駄菓子という言葉からして一般的ではなかったんだな。
どおりでみんな素通りするわけだ。
「安いお菓子のことですよ」
「ああ、これは菓子なのか」
おじさんは納得したように頷いた。
「おひとついかがですか?」
「いや、俺は甘いものは嫌いなんだ」
「甘くないのもありますよ。俺が食べているイカ串とか、こっちのカレーせんべいとか」
おじさんはイカ串の匂いを嗅いで顔をしかめた。
「うえっ、なんだこの臭いは。そもそもイカってなんだよ?」
「イカはイカですって。海にいる」
「海だって! そんな遠くのものなのか?」
おじさんの言葉から推察すると、どうやらここは内陸部のようだ。
「おっ、こっちのは食欲をそそる匂いだな」
今度はカレーせんべいの匂いをクンクンと嗅いでいる。
「香辛料がいっぱい振りかけてありますからね」
「香辛料だなんて高級品じゃないか! これはいくらだ?」
「20リムです」
「やすっ! 本当に香辛料なのか?」
「本当ですって。食べてみてくださいよ」
「まあ20リムなら不味くても腹は立たないか……」
やっぱり20リムという値段は安いようだ。
おじさんは銅貨2枚を支払ってくれた。
これで今日の売り上げは40リムになった。
はじめて食べる物だから警戒しているみたいで、おじさんは端っこをちょっぴりだけかじった。

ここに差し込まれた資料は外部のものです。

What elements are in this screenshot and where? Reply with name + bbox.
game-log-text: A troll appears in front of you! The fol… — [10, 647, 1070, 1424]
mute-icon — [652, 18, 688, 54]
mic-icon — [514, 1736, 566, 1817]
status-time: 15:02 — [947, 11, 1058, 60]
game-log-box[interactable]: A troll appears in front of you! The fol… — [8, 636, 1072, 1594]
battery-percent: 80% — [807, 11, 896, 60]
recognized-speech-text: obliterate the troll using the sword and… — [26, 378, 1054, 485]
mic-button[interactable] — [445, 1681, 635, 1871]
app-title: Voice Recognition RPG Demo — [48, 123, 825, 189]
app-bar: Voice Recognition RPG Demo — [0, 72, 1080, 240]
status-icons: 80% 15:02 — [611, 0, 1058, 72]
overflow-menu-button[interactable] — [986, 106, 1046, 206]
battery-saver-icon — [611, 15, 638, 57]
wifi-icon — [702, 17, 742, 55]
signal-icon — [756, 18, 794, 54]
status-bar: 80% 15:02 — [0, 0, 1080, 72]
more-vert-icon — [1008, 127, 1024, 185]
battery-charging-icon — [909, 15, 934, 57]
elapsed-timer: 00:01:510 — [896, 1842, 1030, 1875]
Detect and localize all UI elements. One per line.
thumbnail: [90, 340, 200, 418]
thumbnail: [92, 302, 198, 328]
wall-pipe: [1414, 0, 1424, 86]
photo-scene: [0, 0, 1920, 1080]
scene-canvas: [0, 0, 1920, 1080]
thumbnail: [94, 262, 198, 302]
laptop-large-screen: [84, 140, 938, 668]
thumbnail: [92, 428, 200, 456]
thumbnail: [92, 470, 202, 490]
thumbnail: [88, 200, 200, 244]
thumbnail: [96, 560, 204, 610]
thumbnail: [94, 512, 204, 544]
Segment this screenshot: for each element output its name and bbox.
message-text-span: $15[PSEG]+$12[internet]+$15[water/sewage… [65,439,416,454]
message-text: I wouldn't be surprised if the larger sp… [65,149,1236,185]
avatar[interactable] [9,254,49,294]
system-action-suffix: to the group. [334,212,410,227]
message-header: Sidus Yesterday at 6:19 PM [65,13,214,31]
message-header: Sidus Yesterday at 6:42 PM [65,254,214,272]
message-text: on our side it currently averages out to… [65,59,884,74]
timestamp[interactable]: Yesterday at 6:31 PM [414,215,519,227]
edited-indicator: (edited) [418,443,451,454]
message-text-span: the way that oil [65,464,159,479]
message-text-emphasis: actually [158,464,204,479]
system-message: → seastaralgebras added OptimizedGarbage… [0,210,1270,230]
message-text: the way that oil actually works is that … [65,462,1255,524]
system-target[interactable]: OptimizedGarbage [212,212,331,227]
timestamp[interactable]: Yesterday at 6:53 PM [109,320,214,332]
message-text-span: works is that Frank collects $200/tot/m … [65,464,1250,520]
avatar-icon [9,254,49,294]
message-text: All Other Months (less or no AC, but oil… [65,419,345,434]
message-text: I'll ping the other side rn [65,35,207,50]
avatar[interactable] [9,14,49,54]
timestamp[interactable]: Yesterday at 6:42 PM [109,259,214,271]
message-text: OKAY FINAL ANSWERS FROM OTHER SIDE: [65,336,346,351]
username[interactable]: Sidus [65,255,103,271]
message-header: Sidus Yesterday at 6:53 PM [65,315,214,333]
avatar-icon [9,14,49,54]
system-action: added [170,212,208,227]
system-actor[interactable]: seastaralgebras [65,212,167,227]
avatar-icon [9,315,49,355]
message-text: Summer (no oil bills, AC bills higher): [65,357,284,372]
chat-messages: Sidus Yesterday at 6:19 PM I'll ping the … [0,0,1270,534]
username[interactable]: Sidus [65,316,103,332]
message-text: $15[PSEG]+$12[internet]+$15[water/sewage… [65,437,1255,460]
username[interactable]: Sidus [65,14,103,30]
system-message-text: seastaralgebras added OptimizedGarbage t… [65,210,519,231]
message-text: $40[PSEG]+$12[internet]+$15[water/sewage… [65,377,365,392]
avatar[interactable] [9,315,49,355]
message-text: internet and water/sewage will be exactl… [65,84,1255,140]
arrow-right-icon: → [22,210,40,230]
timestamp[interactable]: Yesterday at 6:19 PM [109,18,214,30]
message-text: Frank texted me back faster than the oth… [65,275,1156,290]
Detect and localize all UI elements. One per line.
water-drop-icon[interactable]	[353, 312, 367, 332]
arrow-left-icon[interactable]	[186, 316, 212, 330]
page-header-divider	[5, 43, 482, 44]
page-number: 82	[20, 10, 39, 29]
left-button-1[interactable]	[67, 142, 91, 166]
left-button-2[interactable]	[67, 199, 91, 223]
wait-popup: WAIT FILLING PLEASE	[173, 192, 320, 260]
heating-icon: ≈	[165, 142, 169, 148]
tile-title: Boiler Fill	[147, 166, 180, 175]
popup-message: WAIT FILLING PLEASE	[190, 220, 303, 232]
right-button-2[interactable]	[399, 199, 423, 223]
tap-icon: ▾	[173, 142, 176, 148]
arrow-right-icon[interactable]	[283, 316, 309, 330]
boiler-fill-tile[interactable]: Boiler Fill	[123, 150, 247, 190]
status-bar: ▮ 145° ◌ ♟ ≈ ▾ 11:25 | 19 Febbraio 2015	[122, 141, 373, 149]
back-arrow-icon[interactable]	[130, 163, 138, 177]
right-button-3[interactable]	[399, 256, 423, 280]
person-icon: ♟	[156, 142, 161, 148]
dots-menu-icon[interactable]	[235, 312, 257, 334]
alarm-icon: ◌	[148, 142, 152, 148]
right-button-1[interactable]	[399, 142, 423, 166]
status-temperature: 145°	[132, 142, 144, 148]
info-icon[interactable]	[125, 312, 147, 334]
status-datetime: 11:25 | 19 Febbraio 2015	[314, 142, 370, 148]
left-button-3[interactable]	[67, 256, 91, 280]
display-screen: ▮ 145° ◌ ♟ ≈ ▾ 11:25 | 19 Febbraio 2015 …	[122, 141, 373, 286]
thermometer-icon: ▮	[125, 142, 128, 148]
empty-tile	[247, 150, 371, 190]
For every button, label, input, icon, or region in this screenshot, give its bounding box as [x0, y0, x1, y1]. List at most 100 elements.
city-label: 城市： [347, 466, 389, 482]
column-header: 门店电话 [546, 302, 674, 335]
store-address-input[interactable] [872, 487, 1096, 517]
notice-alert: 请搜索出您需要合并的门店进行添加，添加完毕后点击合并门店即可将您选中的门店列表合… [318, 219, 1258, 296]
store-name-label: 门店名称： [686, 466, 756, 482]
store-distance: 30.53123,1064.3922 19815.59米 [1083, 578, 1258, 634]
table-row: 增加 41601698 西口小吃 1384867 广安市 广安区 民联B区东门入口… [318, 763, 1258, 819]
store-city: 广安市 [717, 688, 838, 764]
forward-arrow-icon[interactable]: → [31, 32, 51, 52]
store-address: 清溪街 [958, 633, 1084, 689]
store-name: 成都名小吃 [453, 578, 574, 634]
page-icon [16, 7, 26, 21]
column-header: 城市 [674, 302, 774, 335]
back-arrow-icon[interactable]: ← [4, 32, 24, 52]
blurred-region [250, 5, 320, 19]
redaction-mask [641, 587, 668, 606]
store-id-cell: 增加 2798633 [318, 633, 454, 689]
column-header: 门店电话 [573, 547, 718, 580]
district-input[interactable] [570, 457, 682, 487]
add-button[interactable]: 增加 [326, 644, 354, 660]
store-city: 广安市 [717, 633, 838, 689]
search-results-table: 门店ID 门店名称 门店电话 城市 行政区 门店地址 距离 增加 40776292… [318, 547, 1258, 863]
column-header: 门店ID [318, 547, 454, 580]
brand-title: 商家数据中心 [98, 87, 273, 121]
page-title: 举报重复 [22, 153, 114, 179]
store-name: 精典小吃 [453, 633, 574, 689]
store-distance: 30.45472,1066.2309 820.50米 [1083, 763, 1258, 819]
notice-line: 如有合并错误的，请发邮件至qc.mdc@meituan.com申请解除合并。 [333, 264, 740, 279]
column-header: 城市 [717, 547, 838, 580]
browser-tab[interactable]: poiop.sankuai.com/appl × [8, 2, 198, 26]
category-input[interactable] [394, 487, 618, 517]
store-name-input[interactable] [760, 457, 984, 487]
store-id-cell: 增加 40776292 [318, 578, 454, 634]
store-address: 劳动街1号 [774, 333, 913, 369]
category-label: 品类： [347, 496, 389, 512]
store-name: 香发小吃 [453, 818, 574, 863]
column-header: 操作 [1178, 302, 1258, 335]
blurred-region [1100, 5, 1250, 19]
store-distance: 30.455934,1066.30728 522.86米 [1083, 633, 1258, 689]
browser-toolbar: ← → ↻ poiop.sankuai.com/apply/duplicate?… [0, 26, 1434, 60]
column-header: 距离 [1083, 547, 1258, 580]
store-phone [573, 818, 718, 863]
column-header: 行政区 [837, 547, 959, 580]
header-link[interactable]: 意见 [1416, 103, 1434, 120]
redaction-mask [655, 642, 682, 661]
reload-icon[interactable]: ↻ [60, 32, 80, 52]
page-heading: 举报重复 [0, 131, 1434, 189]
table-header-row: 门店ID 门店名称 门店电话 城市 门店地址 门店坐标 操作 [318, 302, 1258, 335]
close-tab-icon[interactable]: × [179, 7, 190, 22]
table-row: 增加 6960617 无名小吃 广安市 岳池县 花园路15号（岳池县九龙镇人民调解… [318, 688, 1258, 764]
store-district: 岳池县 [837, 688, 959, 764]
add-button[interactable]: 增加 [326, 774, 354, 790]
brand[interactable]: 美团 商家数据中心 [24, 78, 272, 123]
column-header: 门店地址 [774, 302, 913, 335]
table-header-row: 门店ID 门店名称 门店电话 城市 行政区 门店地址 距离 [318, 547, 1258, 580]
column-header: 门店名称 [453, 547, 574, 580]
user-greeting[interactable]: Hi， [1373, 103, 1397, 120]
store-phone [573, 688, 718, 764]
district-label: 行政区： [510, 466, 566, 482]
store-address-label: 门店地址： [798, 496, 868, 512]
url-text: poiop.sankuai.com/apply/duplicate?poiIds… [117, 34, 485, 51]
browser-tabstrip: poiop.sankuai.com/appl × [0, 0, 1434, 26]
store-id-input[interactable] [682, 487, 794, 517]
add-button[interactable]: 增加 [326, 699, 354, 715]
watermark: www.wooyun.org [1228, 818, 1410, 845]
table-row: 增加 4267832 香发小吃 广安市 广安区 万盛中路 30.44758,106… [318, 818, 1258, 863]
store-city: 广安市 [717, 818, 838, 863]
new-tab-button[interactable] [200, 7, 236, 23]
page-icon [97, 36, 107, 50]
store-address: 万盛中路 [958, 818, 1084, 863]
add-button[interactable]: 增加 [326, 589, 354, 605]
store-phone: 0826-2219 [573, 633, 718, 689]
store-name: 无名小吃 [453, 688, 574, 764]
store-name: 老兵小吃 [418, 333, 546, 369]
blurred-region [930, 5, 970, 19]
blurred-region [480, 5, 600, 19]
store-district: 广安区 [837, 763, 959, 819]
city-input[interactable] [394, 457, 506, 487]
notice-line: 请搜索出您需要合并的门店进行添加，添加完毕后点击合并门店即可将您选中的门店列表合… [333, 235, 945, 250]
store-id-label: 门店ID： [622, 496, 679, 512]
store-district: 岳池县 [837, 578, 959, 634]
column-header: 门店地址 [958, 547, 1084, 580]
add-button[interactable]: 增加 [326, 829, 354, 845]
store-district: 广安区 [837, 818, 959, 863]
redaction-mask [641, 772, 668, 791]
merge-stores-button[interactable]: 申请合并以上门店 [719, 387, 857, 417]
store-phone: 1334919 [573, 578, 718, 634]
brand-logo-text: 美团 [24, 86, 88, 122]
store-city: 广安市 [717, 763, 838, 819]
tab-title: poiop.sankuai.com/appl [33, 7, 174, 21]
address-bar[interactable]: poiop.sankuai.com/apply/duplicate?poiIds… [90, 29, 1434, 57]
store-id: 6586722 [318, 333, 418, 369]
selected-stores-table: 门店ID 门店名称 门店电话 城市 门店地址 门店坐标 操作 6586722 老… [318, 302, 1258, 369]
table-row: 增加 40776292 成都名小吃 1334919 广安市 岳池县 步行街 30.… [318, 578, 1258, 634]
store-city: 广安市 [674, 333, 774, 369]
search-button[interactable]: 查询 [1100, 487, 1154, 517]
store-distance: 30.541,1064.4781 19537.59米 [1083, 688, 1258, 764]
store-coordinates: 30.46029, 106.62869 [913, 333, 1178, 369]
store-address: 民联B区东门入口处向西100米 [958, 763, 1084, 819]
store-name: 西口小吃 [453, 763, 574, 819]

「ポリポリポリ……、思ってたより美味いな。20リムならぜんぜんアリだ」
「でしょう。酒のつまみにもなるから、俺の行きつけのバーにも置いてあったくらいですよ」
「確かに酒にも合いそうだ」
カレーせんべいを全部食べ終わるとおじさんは大きく伸びをした。
「なんだか体がポカポカしてきやがった。元気も出てきたし、店を片付けて帰るとするか!」
「それがこのカレーせんべいの効果なんですよ!」
「なるほどなぁ、おもしろいお菓子だ」
あれ?
やっぱり感動が薄いな。
体が温まって元気が出るなんて、俺にしてみれば夢のようなお菓子だぞ。
違法なドラッグが混ぜてあるかと疑われるくらいヤバめの商品じゃないのか?
まあ、魔法が存在する世界において、この程度はたいした感動ではないのかもしれない。
それとも、俺の話を信じていないのか?
俺はおじさんが仕事に戻る前に大切なことを聞いておく。
「ところで、この辺で水が飲める場所はありませんか?」
カレーせんべいとイカ串で喉がカラカラだったのだ。
「給水所なら町の中だぞ」
町中に泉が湧き出る場所があって、そこで自由に水を汲めるそうだ。
冒険者がダンジョンから帰ってくるまでまだ時間がかかるだろう。
今のうちに情報を仕入れておくとするか。
『閉店』で天秤屋台を消し、俺は街に向かって歩き出した。